Speaker
Description
Multiphase flow in porous rocks plays a key role in CO2 sequestration, groundwater remediation and petroleum reservoir management. In the subsurface, drainage and imbibition typically take place at low capillary numbers, meaning capillary forces dominate the pore scale behavior. The fluid displacement is then strongly influenced by the wetting properties of the pore walls, which is typically characterized by defining an effective contact angle. Significant effort has been devoted to measuring contact angles in-situ on X-ray micro-computed tomography images of fluids in the pore space (AlRatrout et al., 2017; Sun et al., 2020).

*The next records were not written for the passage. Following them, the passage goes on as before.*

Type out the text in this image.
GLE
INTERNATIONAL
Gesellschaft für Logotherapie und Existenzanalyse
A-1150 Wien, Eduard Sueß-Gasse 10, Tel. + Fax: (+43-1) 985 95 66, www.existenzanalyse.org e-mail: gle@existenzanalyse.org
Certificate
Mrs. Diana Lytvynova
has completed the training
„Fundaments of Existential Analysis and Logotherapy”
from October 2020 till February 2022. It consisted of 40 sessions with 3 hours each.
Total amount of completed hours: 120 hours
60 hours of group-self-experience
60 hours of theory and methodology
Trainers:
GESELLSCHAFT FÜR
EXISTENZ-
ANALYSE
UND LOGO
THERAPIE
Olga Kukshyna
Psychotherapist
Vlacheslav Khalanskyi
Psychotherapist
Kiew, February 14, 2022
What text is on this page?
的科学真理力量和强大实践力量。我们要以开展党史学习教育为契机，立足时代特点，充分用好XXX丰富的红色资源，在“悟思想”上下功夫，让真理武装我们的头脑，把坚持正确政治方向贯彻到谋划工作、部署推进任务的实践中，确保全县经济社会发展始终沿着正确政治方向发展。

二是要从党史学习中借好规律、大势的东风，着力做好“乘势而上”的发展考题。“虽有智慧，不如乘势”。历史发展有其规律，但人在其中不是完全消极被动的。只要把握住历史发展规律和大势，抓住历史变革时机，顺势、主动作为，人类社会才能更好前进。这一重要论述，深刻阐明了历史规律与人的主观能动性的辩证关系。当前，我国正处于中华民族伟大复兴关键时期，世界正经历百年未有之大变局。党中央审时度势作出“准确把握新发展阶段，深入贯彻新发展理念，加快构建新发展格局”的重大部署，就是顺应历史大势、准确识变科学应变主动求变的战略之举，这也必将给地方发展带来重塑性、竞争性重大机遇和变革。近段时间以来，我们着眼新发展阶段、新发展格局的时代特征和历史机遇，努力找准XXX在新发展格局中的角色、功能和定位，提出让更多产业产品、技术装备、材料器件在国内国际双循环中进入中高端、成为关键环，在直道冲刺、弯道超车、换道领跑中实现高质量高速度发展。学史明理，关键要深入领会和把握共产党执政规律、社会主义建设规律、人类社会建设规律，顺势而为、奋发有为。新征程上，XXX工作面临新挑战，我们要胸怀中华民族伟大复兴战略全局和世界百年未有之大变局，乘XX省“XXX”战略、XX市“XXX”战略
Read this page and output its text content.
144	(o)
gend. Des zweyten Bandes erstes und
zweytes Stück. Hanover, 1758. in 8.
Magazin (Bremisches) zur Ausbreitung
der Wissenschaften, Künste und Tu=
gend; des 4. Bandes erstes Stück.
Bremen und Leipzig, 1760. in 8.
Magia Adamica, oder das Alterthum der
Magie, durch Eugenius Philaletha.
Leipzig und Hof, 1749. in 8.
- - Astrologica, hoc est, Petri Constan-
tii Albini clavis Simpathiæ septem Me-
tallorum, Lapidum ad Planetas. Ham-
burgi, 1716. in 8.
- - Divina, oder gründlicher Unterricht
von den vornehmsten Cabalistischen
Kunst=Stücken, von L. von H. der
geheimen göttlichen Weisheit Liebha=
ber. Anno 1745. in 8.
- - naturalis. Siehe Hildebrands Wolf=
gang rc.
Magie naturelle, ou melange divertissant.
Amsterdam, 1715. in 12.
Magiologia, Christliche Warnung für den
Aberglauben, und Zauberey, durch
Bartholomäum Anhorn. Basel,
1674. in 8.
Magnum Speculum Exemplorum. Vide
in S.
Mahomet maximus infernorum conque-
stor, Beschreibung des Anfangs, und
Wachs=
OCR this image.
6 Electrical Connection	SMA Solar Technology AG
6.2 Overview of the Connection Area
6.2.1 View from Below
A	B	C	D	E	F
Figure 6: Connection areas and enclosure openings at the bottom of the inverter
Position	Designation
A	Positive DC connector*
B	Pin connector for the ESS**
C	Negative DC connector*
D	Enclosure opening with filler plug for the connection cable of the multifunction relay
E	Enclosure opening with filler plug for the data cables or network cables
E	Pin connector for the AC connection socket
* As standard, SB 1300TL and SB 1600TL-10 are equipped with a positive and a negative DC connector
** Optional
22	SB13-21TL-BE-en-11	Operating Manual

To maximize the relevance of the measured values to fluid displacement, Mascini et al. (2020) introduced an event-based approach, measuring local contact angles on time-resolved micro-CT data just before fluid redistribution events (Haines jumps) during drainage. Here, we assess whether event-based contact angles can be reliably determined during imbibition, considering the latter as a sequence of piston-like displacements, snap-offs and cooperative pore filling events. This can be compared with drainage measurements in order to evaluate contact angle hysteresis on a pore-by-pore basis. A contact angle analysis was performed on a glass beads dataset which consists of time resolved images taken during an imbibition experiment, using micro-computed tomography (Schlüter et al., 2016). The contact angles at every point on the three-phase-contact-line were determined for every time step. These were then used to identify imbibition events and calculate the event-based contact angles. Preliminary results reveal an average 8 degree contact angle hysteresis in individual pores for this dataset. Imbibition measurements reveal a positive correlation between event-based contact angles and time, while this relationship is not seen during drainage. The results indicate the existence of contact angle hysteresis, even in a medium as simple as a glass bead pack. Understanding and quantifying this hysteresis in the more complex media of porous rocks is crucial to understanding multiphase flow in nature.